In today’s constantly connected environment, why is it that (it seems to me, anyway) communication skills are worse than ever?
Perhaps the texting, tweeting, Facebooking, Instagramming, emailing, and whatever else people are hooked on is causing their actual speaking skills to erode. Or perhaps they were not refined to begin with.
I’ve noticed several poor speaking habits of late. Let’s look at a few.
1) “May I ask … ?”
Here’s a common one. Reps often preface questions with “May I ask … ” as in, “May I ask how many locations you have?”
When you analyze it, this is a waste of words and also implies the inquirer is tentative and not confident in asking for the information. Those who are guilty of using this phrase might argue that they don’t want to appear pushy with their questions.
As long as you’ve shown the prospect what you can do for them, you’ve earned the right to ask for information. Plus, you can make your questions sound non-threatening with your tone of voice. In a sincere tone, simply say, “How many locations do you have?”

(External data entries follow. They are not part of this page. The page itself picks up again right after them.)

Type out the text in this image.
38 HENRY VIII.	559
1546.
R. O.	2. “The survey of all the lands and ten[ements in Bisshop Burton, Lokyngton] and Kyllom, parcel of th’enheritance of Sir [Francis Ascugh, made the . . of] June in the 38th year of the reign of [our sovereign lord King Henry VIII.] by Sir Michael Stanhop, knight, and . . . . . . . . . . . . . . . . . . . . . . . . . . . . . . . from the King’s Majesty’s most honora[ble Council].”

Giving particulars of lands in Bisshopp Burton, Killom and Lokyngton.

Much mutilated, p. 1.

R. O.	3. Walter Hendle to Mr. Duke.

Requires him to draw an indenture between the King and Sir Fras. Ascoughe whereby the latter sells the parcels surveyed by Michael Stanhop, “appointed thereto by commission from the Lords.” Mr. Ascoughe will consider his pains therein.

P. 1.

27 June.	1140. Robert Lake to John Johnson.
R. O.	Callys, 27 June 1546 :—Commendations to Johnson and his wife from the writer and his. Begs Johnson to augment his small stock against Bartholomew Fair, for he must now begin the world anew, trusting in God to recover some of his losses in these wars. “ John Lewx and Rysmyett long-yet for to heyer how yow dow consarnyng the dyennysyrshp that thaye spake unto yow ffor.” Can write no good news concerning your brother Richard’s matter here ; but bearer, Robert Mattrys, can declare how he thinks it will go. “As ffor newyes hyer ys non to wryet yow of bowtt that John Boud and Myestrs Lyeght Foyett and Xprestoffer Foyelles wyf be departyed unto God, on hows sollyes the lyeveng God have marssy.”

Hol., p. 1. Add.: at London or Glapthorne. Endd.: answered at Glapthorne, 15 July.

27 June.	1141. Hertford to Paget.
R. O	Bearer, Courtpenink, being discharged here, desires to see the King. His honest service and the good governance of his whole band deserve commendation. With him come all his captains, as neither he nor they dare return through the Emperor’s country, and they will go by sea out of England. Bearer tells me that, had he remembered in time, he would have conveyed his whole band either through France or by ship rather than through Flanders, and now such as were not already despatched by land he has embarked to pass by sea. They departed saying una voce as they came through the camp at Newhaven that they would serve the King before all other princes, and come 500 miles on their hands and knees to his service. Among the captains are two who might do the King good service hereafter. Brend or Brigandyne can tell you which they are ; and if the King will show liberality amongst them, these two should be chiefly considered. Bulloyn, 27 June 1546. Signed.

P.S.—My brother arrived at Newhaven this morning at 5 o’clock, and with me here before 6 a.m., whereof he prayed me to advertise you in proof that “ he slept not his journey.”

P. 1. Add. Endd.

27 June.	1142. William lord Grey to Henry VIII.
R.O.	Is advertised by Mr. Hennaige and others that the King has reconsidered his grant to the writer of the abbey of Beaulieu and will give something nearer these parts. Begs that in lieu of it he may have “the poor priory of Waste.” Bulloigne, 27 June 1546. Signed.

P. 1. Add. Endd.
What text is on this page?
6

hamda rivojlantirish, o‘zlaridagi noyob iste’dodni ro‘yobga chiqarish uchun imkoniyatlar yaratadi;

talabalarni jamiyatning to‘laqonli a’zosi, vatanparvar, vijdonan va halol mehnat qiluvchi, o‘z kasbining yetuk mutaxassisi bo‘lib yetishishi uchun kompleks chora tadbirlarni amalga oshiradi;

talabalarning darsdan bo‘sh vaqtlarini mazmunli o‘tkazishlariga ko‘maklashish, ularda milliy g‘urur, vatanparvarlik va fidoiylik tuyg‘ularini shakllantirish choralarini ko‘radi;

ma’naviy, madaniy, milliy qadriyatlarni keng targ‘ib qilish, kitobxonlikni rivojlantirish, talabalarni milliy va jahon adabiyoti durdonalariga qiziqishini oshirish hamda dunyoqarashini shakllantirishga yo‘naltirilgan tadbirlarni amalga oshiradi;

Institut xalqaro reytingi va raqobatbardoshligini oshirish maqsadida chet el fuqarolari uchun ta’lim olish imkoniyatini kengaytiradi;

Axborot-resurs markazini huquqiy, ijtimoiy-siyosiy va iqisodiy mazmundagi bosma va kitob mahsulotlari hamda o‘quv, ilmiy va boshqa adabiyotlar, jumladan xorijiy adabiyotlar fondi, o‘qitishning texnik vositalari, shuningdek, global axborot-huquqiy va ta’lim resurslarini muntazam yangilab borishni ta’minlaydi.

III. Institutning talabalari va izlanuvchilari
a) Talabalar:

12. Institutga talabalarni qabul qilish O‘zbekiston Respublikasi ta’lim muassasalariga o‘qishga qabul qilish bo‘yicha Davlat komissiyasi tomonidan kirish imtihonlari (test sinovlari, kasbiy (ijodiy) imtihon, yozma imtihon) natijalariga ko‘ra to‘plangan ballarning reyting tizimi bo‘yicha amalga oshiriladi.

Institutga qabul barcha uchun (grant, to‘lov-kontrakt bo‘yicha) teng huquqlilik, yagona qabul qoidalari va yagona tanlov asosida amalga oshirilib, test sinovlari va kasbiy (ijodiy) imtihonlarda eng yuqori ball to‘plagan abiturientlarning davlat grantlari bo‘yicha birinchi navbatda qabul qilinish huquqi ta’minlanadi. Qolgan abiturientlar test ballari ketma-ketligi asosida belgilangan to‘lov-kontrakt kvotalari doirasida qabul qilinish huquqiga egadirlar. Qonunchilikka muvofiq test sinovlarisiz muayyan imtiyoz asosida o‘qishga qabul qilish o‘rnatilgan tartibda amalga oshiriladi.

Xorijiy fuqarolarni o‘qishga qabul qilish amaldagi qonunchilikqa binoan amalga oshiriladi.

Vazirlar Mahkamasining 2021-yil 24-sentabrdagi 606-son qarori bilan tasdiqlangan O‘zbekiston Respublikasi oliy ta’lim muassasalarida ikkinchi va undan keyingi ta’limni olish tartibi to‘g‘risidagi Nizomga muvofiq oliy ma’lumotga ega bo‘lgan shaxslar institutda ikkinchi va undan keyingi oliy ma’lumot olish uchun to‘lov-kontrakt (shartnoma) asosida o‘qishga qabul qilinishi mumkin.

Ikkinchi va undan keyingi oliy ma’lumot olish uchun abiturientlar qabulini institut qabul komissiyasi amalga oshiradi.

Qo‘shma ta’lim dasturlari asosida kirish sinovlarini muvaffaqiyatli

2) “Can I ask you a question?”
Here’s another slightly different, but related offense: “Can I ask you a question?”
If you say this, you just did ask a question! (Plus, the first word should be “may.” If you are able to speak, you “can” ask a question.)
The problem with this question is that it redirects a prospect’s attention to focus on whether or not they want to answer any questions.
However, contrast that with: “Tell me about how your organization is structured by region.”
Now the buyer isn’t debating as to whether or not they want to answer your questions — they’re thinking about the answer to your request.
That’s why questions are so powerful. They prompt the person to think about precisely what you ask them.
3) “Do you do this, or … ?”
Another habit annoying to some is asking a question, and then ending with the “hanging or.” This gives the impression that the speaker has more to say, when in fact, they’ve stopped.
- “Would you say your department will meet your objective for this fiscal year, or … ?”
- “Is that something you’d like to take a look at, or … ?”
This can confuse the listener, and as with any poor conversational habit, it can be irritating if it’s persistent.
What should you say instead? Ask the question, and then shut up.
These three phrases add nothing to a conversation. They only serve to confuse and waste time.